6) Require that persons only buy insurance coverage that they specifically need: only catastrophic care for the "healthy" young adult, per Justice Scalia -- of course, he doesn't mention prostate cancer care coverage for women, but then Roberts doesn't always seem to focus on the situation of women. (We'll call this the "No Size Fits All" option.) Here, the free market conservatives, of course, are attempting to impose judicial will on the structure of the insurance industry.

The Court's conservative majority seems to be caught up in what we might call the "broccoli patch." The Right Wing's absurd analogy (now adopted by Justice Scalia) is not apt. The insurance market (as Justice Kennedy belatedly recognized near the close of argument) has distinctive "network effects." Like a stock exchange, the more people who use it, the more valuable (and usually the less expensive) it becomes. This is obviously not true in any material degree with respect to broccoli -- and again, Justice Kennedy also acutely observed near the end that all big issues are matters of "degree."

If I buy broccoli, it does not make it cheaper, or taste better, for you. The same is true for the "car" analogy put forward by Justice Scalia -- if I don't buy a car, it does not make a car intrinsically more expensive -- any price effect is due to the laws of supply and demand, not to the nature of cars. It is precisely the nature of insurance, however, that it thrives on diversity of risk and a large scope of participants.

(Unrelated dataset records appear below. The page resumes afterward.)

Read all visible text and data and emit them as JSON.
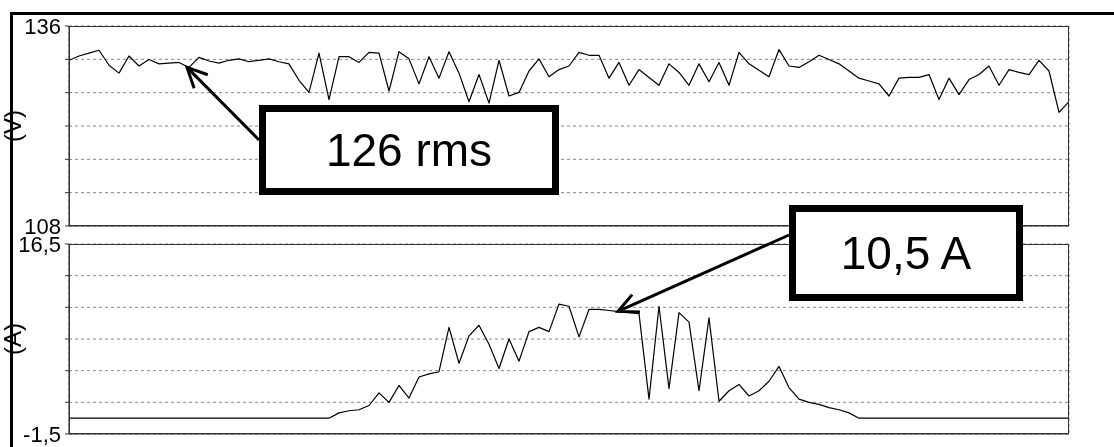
{
  "chart_data": [
    {
      "type": "line",
      "ylabel": "(V)",
      "categories": [
        null,
        null,
        null,
        null,
        null,
        null,
        null,
        null,
        null,
        null,
        null,
        null,
        null,
        null,
        null,
        null,
        null,
        null,
        null,
        null,
        null,
        null,
        null,
        null,
        null,
        null,
        null,
        null,
        null,
        null,
        null,
        null,
        null,
        null,
        null,
        null,
        null,
        null,
        null,
        null,
        null,
        null,
        null,
        null,
        null,
        null,
        null,
        null,
        null,
        null,
        null,
        null,
        null,
        null,
        null,
        null,
        null,
        null,
        null,
        null,
        null,
        null,
        null,
        null,
        null,
        null,
        null,
        null,
        null,
        null,
        null,
        null,
        null,
        null,
        null,
        null,
        null,
        null,
        null,
        null,
        null,
        null,
        null,
        null,
        null,
        null,
        null,
        null,
        null,
        null,
        null,
        null,
        null,
        null,
        null,
        null,
        null,
        null,
        null,
        null,
        null
      ],
      "ylim": [
        108,
        136
      ],
      "yticks": [
        108,
        {
          "value": 112.67,
          "label": null
        },
        {
          "value": 117.33,
          "label": null
        },
        {
          "value": 122,
          "label": null
        },
        {
          "value": 126.67,
          "label": null
        },
        {
          "value": 131.33,
          "label": null
        },
        136
      ],
      "tick_labels": "y",
      "grid": true,
      "marker": "none",
      "line_style": "solid",
      "annotations": [
        {
          "text": "126 rms",
          "y": 130.2
        }
      ],
      "series": [
        {
          "color": "#000000",
          "values": [
            131.2,
            131.8,
            132.2,
            132.6,
            130.5,
            129.4,
            131.8,
            130.4,
            131.3,
            130.7,
            130.8,
            130.9,
            130.2,
            131.6,
            131.1,
            130.8,
            131.2,
            131.4,
            131,
            131.2,
            131.4,
            131,
            130.7,
            128.4,
            126.7,
            132.2,
            125.7,
            131.7,
            131.7,
            130.9,
            132.3,
            132.2,
            126.9,
            132.4,
            131.4,
            127.9,
            131.7,
            128.7,
            132.4,
            129.4,
            125.4,
            129.2,
            125.2,
            131.2,
            126.2,
            126.7,
            129.7,
            131.4,
            128.9,
            129.9,
            130.4,
            132.3,
            131.9,
            131.9,
            128.7,
            130.9,
            127.7,
            129.9,
            128.8,
            127.7,
            130.7,
            129.5,
            127.7,
            130.7,
            128.2,
            130.9,
            127.7,
            132.3,
            130.7,
            129.8,
            128.9,
            132.7,
            130.4,
            130.2,
            131,
            131.9,
            131.3,
            130.7,
            129.7,
            128.7,
            128.3,
            127.9,
            126.2,
            128.7,
            128.8,
            128.8,
            129.2,
            125.7,
            128.7,
            126.4,
            128.5,
            129.2,
            130.4,
            127.7,
            129.9,
            129.5,
            129.2,
            131.2,
            129.7,
            123.9,
            125.4
          ]
        }
      ]
    },
    {
      "type": "line",
      "ylabel": "(A)",
      "categories": [
        null,
        null,
        null,
        null,
        null,
        null,
        null,
        null,
        null,
        null,
        null,
        null,
        null,
        null,
        null,
        null,
        null,
        null,
        null,
        null,
        null,
        null,
        null,
        null,
        null,
        null,
        null,
        null,
        null,
        null,
        null,
        null,
        null,
        null,
        null,
        null,
        null,
        null,
        null,
        null,
        null,
        null,
        null,
        null,
        null,
        null,
        null,
        null,
        null,
        null,
        null,
        null,
        null,
        null,
        null,
        null,
        null,
        null,
        null,
        null,
        null,
        null,
        null,
        null,
        null,
        null,
        null,
        null,
        null,
        null,
        null,
        null,
        null,
        null,
        null,
        null,
        null,
        null,
        null,
        null,
        null,
        null,
        null,
        null,
        null,
        null,
        null,
        null,
        null,
        null,
        null,
        null,
        null,
        null,
        null,
        null,
        null,
        null,
        null,
        null,
        null
      ],
      "ylim": [
        -1.5,
        16.5
      ],
      "yticks": [
        {
          "value": -1.5,
          "label": "-1,5"
        },
        {
          "value": 1.5,
          "label": null
        },
        {
          "value": 4.5,
          "label": null
        },
        {
          "value": 7.5,
          "label": null
        },
        {
          "value": 10.5,
          "label": null
        },
        {
          "value": 13.5,
          "label": null
        },
        {
          "value": 16.5,
          "label": "16,5"
        }
      ],
      "tick_labels": "y",
      "grid": true,
      "marker": "none",
      "line_style": "solid",
      "annotations": [
        "10,5 A"
      ],
      "series": [
        {
          "color": "#000000",
          "values": [
            0,
            0,
            0,
            0,
            0,
            0,
            0,
            0,
            0,
            0,
            0,
            0,
            0,
            0,
            0,
            0,
            0,
            0,
            0,
            0,
            0,
            0,
            0,
            0,
            0,
            0,
            0,
            0.5,
            0.7,
            0.8,
            1.2,
            2.4,
            1.5,
            3.1,
            1.9,
            3.9,
            4.2,
            4.4,
            8.6,
            5.2,
            7.8,
            8.8,
            7,
            4.7,
            7.5,
            5.4,
            8.2,
            8.6,
            8.2,
            10.8,
            10.6,
            7.7,
            10.3,
            10.3,
            10.2,
            10.1,
            10,
            9.9,
            1.8,
            10.6,
            2.8,
            10,
            9.1,
            2.6,
            9.5,
            1.6,
            2.6,
            3.2,
            2.1,
            2.6,
            3.5,
            4.9,
            2.9,
            1.8,
            1.5,
            1.3,
            1,
            0.8,
            0.5,
            0,
            0,
            0,
            0,
            0,
            0,
            0,
            0,
            0,
            0,
            0,
            0,
            0,
            0,
            0,
            0,
            0,
            0,
            0,
            0,
            0,
            0
          ]
        }
      ]
    }
  ]
}
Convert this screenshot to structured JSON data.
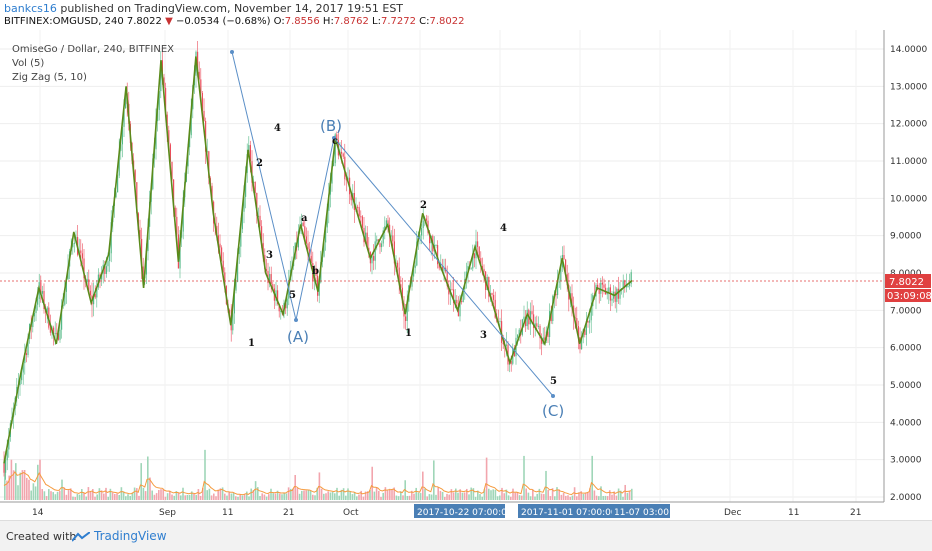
{
  "header": {
    "username": "bankcs16",
    "published": " published on TradingView.com, November 14, 2017 19:51 EST",
    "symbol": "BITFINEX:OMGUSD, 240",
    "last": "7.8022",
    "change_arrow": "▼",
    "change": "−0.0534 (−0.68%)",
    "open_label": "O:",
    "open": "7.8556",
    "high_label": "H:",
    "high": "7.8762",
    "low_label": "L:",
    "low": "7.7272",
    "close_label": "C:",
    "close": "7.8022"
  },
  "legend": {
    "title": "OmiseGo / Dollar, 240, BITFINEX",
    "vol": "Vol (5)",
    "zigzag": "Zig Zag (5, 10)"
  },
  "price_axis": {
    "ticks": [
      "14.0000",
      "13.0000",
      "12.0000",
      "11.0000",
      "10.0000",
      "9.0000",
      "8.0000",
      "7.0000",
      "6.0000",
      "5.0000",
      "4.0000",
      "3.0000",
      "2.0000"
    ],
    "current_price": "7.8022",
    "countdown": "03:09:08"
  },
  "time_axis": {
    "ticks": [
      "14",
      "Sep",
      "11",
      "21",
      "Oct",
      "Dec",
      "11",
      "21"
    ],
    "highlights": [
      "2017-10-22 07:00:00",
      "2017-11-01 07:00:00",
      "11-07 03:00:00"
    ]
  },
  "wave_labels": {
    "A": "(A)",
    "B": "(B)",
    "C": "(C)",
    "w1": "1",
    "w2": "2",
    "w3": "3",
    "w4": "4",
    "w5": "5",
    "wa": "a",
    "wb": "b",
    "wc": "c",
    "c1": "1",
    "c2": "2",
    "c3": "3",
    "c4": "4",
    "c5": "5"
  },
  "footer": {
    "created": "Created with",
    "brand": "TradingView"
  },
  "colors": {
    "zigzag": "#5a8a1a",
    "candle_up": "#53b987",
    "candle_down": "#eb4d5c",
    "vol_ma": "#f59b3f",
    "wave_line": "#5b8fc7",
    "price_line": "#e04040",
    "highlight": "#4a7fb5"
  },
  "chart_data": {
    "type": "line",
    "series": [
      {
        "x": [
          "Aug 05",
          "Aug 10",
          "Aug 14",
          "Aug 18",
          "Aug 22",
          "Aug 25",
          "Aug 29",
          "Sep 02",
          "Sep 05",
          "Sep 07",
          "Sep 09",
          "Sep 11",
          "Sep 13",
          "Sep 15",
          "Sep 17",
          "Sep 19",
          "Sep 21",
          "Sep 23",
          "Sep 25",
          "Sep 27",
          "Sep 29",
          "Oct 02",
          "Oct 05",
          "Oct 08",
          "Oct 11",
          "Oct 14",
          "Oct 17",
          "Oct 20",
          "Oct 23",
          "Oct 26",
          "Oct 29",
          "Nov 01",
          "Nov 04",
          "Nov 07",
          "Nov 10",
          "Nov 12",
          "Nov 14"
        ],
        "values": [
          2.9,
          5.4,
          7.6,
          6.1,
          9.1,
          7.2,
          8.5,
          13.0,
          7.6,
          13.7,
          8.3,
          13.8,
          9.6,
          6.6,
          11.3,
          8.0,
          6.9,
          9.3,
          7.5,
          11.6,
          10.0,
          8.4,
          9.3,
          6.9,
          9.6,
          8.2,
          7.0,
          8.7,
          7.2,
          5.6,
          6.9,
          6.1,
          8.4,
          6.1,
          7.6,
          7.4,
          7.8
        ]
      }
    ],
    "ylim": [
      1.8,
      14.3
    ],
    "y_ticks": [
      2,
      3,
      4,
      5,
      6,
      7,
      8,
      9,
      10,
      11,
      12,
      13,
      14
    ],
    "current_price": 7.8022,
    "grid": true
  }
}
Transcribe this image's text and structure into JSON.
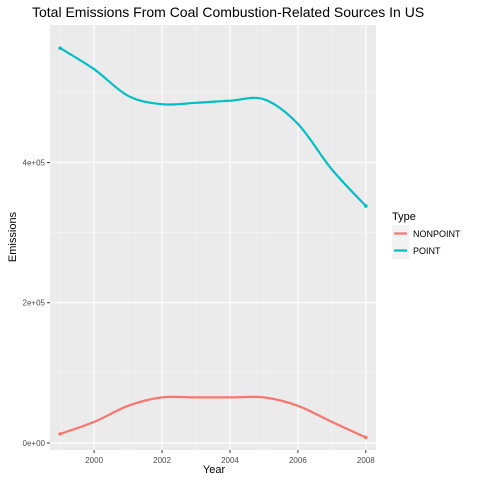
{
  "chart_data": {
    "type": "line",
    "title": "Total Emissions From Coal Combustion-Related Sources In US",
    "xlabel": "Year",
    "ylabel": "Emissions",
    "xlim": [
      1998.7,
      2008.3
    ],
    "ylim": [
      -10000,
      596000
    ],
    "x_ticks": [
      2000,
      2002,
      2004,
      2006,
      2008
    ],
    "x_tick_labels": [
      "2000",
      "2002",
      "2004",
      "2006",
      "2008"
    ],
    "y_ticks": [
      0,
      200000,
      400000
    ],
    "y_tick_labels": [
      "0e+00",
      "2e+05",
      "4e+05"
    ],
    "legend_title": "Type",
    "legend_position": "right",
    "grid": true,
    "series": [
      {
        "name": "NONPOINT",
        "color": "#F8766D",
        "x": [
          1999,
          2000,
          2001,
          2002,
          2003,
          2004,
          2005,
          2006,
          2007,
          2008
        ],
        "y": [
          13000,
          30000,
          53000,
          65000,
          65000,
          65000,
          65000,
          53000,
          30000,
          8000
        ]
      },
      {
        "name": "POINT",
        "color": "#00BFC4",
        "x": [
          1999,
          2000,
          2001,
          2002,
          2003,
          2004,
          2005,
          2006,
          2007,
          2008
        ],
        "y": [
          563000,
          533000,
          495000,
          483000,
          485000,
          488000,
          490000,
          455000,
          390000,
          338000
        ]
      }
    ]
  }
}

If the Court concludes that excising the mandate from the entire act without examining each and every issue of severability is just too onerous and inherently "political" a task, they might find a way out from the broccoli patch by remembering the route that essentially the same conservative majority took in their previously most political decision, Bush v. Gore. There, Justice Rehnquist opined that the decision was uniquely limited to its specific circumstances and would not hold as precedent for any other case. Why not do the same here, with what Justice Kennedy, and to a degree Roberts, seemed willing to consider a truly distinctive market for health care and insurance?

In any event, the bet here would be that the Chief Justice will write the opinion in the Obamacare case -- either as author of a 5-4 purely "party line" rejection of the statute, or, if he perceives Justice Kennedy will vote in its favor, as author of a most narrowly-circumscribed affirmation of the law's constitutionality.